OBJECTIVE: To describe the incidence, predisposing conditions, and inciting factors culminating in pulmonary edema in the pregnant patient.

METHODS: A review of 62,917 consecutive pregnancies delivered at our institution from January 1, 1989 to June 1, 1999 was undertaken for the diagnosis of pulmonary edema. Each chart was reviewed for maternal demographics, admission diagnoses, medication use, gestational age at diagnosis, fluid balance, coexisting maternal illness, tocolytic use, evidence of preeclampsia, and diagnostic criteria.

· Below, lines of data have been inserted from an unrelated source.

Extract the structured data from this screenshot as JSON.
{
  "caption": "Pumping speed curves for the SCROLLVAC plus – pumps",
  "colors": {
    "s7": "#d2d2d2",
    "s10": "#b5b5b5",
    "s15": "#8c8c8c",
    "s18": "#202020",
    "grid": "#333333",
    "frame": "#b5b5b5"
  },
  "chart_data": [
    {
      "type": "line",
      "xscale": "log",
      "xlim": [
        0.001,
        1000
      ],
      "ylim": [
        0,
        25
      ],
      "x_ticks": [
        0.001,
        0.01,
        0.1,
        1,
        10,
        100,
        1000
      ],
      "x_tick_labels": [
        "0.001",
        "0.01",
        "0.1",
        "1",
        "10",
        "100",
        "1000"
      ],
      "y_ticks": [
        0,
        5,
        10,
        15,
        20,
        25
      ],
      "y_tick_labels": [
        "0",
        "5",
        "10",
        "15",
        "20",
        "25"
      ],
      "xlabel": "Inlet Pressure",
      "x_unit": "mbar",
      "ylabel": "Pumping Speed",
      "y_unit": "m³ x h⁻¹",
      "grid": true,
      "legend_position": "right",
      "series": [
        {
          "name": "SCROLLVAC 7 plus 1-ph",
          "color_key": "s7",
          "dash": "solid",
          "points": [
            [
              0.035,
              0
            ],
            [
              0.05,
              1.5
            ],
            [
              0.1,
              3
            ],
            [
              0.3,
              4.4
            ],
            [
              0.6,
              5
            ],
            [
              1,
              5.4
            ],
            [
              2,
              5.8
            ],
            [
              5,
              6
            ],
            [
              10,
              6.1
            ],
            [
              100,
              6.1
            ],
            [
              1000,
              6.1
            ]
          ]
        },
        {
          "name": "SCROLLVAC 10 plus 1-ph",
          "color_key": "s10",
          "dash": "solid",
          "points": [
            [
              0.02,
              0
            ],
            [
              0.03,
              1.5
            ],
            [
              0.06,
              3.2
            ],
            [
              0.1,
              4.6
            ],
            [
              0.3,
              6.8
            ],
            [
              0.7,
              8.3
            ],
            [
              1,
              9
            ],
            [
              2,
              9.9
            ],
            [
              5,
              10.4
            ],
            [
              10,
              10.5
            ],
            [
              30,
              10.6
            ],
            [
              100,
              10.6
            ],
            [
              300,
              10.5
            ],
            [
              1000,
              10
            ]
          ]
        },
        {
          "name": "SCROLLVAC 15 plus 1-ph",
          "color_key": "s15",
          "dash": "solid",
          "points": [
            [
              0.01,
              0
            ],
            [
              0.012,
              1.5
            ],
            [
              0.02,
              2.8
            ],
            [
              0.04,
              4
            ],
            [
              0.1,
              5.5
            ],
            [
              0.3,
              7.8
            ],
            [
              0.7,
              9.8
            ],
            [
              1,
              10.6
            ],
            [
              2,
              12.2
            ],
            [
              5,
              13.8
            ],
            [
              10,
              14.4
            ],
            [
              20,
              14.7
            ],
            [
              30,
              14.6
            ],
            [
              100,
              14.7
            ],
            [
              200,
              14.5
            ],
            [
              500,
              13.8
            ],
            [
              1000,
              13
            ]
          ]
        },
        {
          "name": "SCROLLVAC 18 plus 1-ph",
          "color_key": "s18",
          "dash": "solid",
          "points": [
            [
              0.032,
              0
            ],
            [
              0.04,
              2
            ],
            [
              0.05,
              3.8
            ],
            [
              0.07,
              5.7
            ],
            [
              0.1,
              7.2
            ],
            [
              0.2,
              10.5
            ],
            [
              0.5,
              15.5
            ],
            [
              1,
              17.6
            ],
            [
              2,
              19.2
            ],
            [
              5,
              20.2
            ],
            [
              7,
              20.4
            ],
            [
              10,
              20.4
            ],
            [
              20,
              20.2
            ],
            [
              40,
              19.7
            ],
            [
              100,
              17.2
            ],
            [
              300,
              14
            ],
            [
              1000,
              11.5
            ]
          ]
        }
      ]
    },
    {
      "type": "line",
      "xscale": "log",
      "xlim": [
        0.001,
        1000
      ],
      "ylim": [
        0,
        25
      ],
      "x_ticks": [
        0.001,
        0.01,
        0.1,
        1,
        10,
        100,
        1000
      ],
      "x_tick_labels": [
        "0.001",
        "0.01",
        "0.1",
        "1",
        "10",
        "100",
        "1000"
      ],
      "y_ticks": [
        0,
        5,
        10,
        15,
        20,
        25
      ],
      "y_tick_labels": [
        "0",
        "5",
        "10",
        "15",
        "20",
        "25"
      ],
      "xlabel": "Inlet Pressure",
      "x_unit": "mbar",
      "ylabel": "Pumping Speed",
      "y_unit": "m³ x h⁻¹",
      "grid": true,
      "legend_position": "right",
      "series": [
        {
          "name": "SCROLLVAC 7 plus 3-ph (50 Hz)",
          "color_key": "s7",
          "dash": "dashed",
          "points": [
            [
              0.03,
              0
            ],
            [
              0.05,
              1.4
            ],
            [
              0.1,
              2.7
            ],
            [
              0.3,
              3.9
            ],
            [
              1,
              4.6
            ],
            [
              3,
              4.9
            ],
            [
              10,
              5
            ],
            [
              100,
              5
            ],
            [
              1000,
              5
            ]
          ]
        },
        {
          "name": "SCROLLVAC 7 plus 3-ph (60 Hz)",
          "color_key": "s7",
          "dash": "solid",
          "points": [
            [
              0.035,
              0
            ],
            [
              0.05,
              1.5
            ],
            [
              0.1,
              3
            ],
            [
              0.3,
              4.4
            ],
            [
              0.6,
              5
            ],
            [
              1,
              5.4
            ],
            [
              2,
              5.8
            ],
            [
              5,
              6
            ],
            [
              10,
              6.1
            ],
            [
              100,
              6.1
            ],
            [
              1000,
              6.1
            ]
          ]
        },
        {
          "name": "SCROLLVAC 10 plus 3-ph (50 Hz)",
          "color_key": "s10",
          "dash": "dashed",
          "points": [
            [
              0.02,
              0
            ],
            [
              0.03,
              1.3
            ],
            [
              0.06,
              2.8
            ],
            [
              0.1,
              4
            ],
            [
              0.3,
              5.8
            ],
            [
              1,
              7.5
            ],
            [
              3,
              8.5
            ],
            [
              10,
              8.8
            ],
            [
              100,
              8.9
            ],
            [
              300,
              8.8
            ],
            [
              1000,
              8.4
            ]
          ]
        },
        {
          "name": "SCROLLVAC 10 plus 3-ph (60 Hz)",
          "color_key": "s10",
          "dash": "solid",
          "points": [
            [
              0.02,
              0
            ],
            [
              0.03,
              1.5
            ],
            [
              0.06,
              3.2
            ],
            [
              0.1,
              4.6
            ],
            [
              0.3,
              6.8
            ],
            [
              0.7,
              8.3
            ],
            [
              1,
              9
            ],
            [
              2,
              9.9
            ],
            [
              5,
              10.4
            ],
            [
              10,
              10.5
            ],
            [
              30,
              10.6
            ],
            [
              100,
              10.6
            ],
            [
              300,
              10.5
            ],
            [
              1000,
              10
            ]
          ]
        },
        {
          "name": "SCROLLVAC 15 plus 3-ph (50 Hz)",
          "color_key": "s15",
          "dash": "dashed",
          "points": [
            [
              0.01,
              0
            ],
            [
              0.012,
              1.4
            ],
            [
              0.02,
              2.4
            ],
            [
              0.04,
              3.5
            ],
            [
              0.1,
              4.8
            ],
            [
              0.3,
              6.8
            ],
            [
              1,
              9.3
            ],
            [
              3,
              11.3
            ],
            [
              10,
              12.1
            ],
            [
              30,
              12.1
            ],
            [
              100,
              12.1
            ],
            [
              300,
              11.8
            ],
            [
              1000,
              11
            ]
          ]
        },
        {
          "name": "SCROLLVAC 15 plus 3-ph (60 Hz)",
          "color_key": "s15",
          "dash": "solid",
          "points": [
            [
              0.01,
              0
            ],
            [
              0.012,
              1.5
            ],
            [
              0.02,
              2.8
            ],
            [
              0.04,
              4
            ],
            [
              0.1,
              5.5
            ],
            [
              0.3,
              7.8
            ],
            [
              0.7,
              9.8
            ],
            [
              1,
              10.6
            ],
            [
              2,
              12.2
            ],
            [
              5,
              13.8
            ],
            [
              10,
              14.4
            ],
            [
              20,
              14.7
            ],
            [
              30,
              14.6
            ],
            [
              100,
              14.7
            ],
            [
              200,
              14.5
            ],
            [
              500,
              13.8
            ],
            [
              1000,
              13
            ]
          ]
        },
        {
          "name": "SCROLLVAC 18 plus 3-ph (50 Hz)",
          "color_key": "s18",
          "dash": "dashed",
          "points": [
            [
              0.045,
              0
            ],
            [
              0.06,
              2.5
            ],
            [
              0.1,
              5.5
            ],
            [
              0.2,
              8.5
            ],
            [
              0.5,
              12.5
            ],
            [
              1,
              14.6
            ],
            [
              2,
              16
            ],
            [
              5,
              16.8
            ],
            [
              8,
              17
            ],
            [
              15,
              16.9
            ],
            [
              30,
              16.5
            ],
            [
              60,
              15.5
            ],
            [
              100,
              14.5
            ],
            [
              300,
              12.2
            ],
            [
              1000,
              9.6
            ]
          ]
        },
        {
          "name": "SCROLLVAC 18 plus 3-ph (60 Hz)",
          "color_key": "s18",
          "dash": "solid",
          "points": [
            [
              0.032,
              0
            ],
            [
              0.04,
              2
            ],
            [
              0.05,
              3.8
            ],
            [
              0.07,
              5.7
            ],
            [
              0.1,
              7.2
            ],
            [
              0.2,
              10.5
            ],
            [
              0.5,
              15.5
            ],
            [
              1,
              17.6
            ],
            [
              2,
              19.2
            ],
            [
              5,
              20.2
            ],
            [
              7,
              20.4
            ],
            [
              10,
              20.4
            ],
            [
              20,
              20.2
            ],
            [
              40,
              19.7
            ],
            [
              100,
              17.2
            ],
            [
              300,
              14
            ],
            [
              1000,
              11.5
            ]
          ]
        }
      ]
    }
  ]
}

After careful review of the records, the most likely cause of pulmonary edema was assigned.

RESULTS: Fifty-one women (0.08%) were diagnosed with acute pulmonary edema during pregnancy or in the postpartum period. The mean patient age at the time of diagnosis was 27.6 ± 6.4 years. The mean gestational age at the time of diagnosis was 31.5 ± 6.8 weeks. The diagnosis of pulmonary edema was made during the antepartum period in 24 patients (47%), the intrapartum period in seven (14%), and the postpartum period in 20 (39%). The most common attributable causes were tocolytic use (13 patients [25.5%]), cardiac disease (13 patients [25.5%]), fluid overload (11 patients [21.5%]), and preeclampsia (nine patients [18%]). Those with fluid overload identified as the likely etiology had a significantly greater mean positive fluid balance (6022 ± 3340 mL). All patients whose pulmonary edema was secondary to tocolytic use received multiple simultaneous tocolytic agents; the most common combination was intravenous magnesium sulfate and subcutaneous terbutaline. Six of the 13 women with cardiac disease were found to have previously undiagnosed structural heart disease.

CONCLUSION: The most common causes of pulmonary edema are the use of tocolytic agents, underlying cardiac disease, fluid overload, and preeclampsia.